MCPIP1 mediates MCP-1-induced vascular smooth muscle cell proliferation.
- Author:
Yi-Jun YANG
1
;
Liu-Song WU
;
Bo SHU
;
Min-Zhang QIAN
Author Information
1. Department of Biochemistry, Zunyi Medical College, Zunyi 563003, China. qian_mzh@hotmail.com.

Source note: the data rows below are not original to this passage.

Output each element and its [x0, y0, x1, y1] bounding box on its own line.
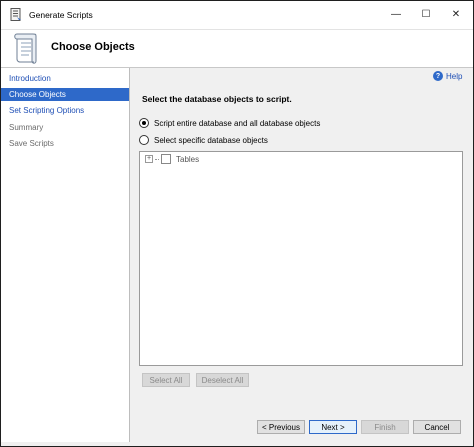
cancel-button[interactable]: Cancel	[413, 420, 461, 434]
next-button[interactable]: Next >	[309, 420, 357, 434]
window-title: Generate Scripts	[29, 10, 93, 20]
tree-item-label: Tables	[176, 154, 200, 164]
option-entire-database-label: Script entire database and all database …	[154, 118, 321, 128]
deselect-all-button[interactable]: Deselect All	[196, 373, 249, 387]
select-all-button[interactable]: Select All	[142, 373, 190, 387]
close-icon: ✕	[451, 8, 461, 20]
radio-specific-objects[interactable]	[139, 135, 149, 145]
object-tree[interactable]: + Tables	[139, 151, 463, 366]
sidebar-item-set-scripting-options[interactable]: Set Scripting Options	[1, 104, 129, 117]
tables-checkbox[interactable]	[161, 154, 171, 164]
sidebar-item-summary: Summary	[9, 123, 44, 132]
script-scroll-icon	[14, 33, 37, 64]
finish-button[interactable]: Finish	[361, 420, 409, 434]
sidebar-item-introduction[interactable]: Introduction	[1, 72, 129, 85]
generate-scripts-window: Generate Scripts — ☐ ✕ Choose Objects In…	[0, 0, 474, 447]
sidebar-item-choose-objects[interactable]: Choose Objects	[1, 88, 129, 101]
help-icon: ?	[433, 71, 443, 81]
page-title: Choose Objects	[51, 41, 135, 53]
option-specific-objects-label: Select specific database objects	[154, 135, 268, 145]
minimize-button[interactable]: —	[383, 5, 409, 23]
help-label: Help	[446, 71, 463, 81]
expand-icon[interactable]: +	[145, 155, 153, 163]
help-link[interactable]: ? Help	[433, 71, 462, 81]
option-specific-objects[interactable]: Select specific database objects	[139, 135, 268, 145]
maximize-button[interactable]: ☐	[413, 5, 439, 23]
previous-button[interactable]: < Previous	[257, 420, 305, 434]
instruction-text: Select the database objects to script.	[142, 94, 292, 104]
minimize-icon: —	[391, 8, 401, 20]
tree-connector	[155, 158, 159, 160]
app-script-icon	[10, 8, 21, 21]
radio-entire-database[interactable]	[139, 118, 149, 128]
tree-item-tables[interactable]: + Tables	[145, 154, 199, 164]
close-button[interactable]: ✕	[443, 5, 469, 23]
wizard-steps-sidebar: Introduction Choose Objects Set Scriptin…	[1, 68, 130, 442]
header-banner: Choose Objects	[1, 30, 473, 68]
option-entire-database[interactable]: Script entire database and all database …	[139, 118, 320, 128]
title-bar[interactable]: Generate Scripts — ☐ ✕	[1, 1, 473, 30]
maximize-icon: ☐	[421, 8, 431, 20]
sidebar-item-save-scripts: Save Scripts	[9, 139, 54, 148]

- Publication Type:Journal Article
- MeSH:
Cell Proliferation;
Cells, Cultured;
Chemokine CCL2;
pharmacology;
Humans;
Muscle, Smooth, Vascular;
cytology;
Myocytes, Smooth Muscle;
cytology;
Platelet-Derived Growth Factor;
pharmacology;
Real-Time Polymerase Chain Reaction;
Ribonucleases;
metabolism;
Transcription Factors;
metabolism;
Up-Regulation
- From:
Acta Physiologica Sinica
2013;65(6):616-622
- CountryChina
- Language:Chinese
-
Abstract:
The aim of the present study is to investigate whether monocyte chemotactic protein-1 (MCP-1)-induced vascular smooth muscle cell (VSMC) proliferation is mediated via monocyte chemotactic protein-1 induced protein-1 (MCPIP1). MCPIP1 expressions in cultured VSMC were detected by real-time PCR and Western blot following MCP-1 incubation. After MCPIP1 was silenced by siRNA, cell number was counted by hemocytometer, VSMC activity was analyzed by CCK-8 kit, percentage of DNA synthesis was detected by EdU kit, percentage of S phase cell numbers were measured by flow cytometry, and c-fos mRNA expression induced by MCP-1 or platelet-derived growth factor (PDGF) was detected by real-time PCR. The results showed MCP-1 increased MCPIP1 mRNA and up-regulated MCPIP1 protein expression in dose- and time-dependent manners. Cell counts, cellular activity, the percentage of DNA synthesis, and the percentage of S phase cell numbers were remarkably decreased in MCPIP1 siRNA group, compared with those in MCP-1 group. The enhancing effect of MCP-1 or PDGF on c-fos mRNA expression was inhibited by MCPIP1 siRNA. These results suggest that MCP-1-induced VSMC proliferation is mediated via MCPIP1, and the underlying mechanism may involve c-fos expression up-regulation.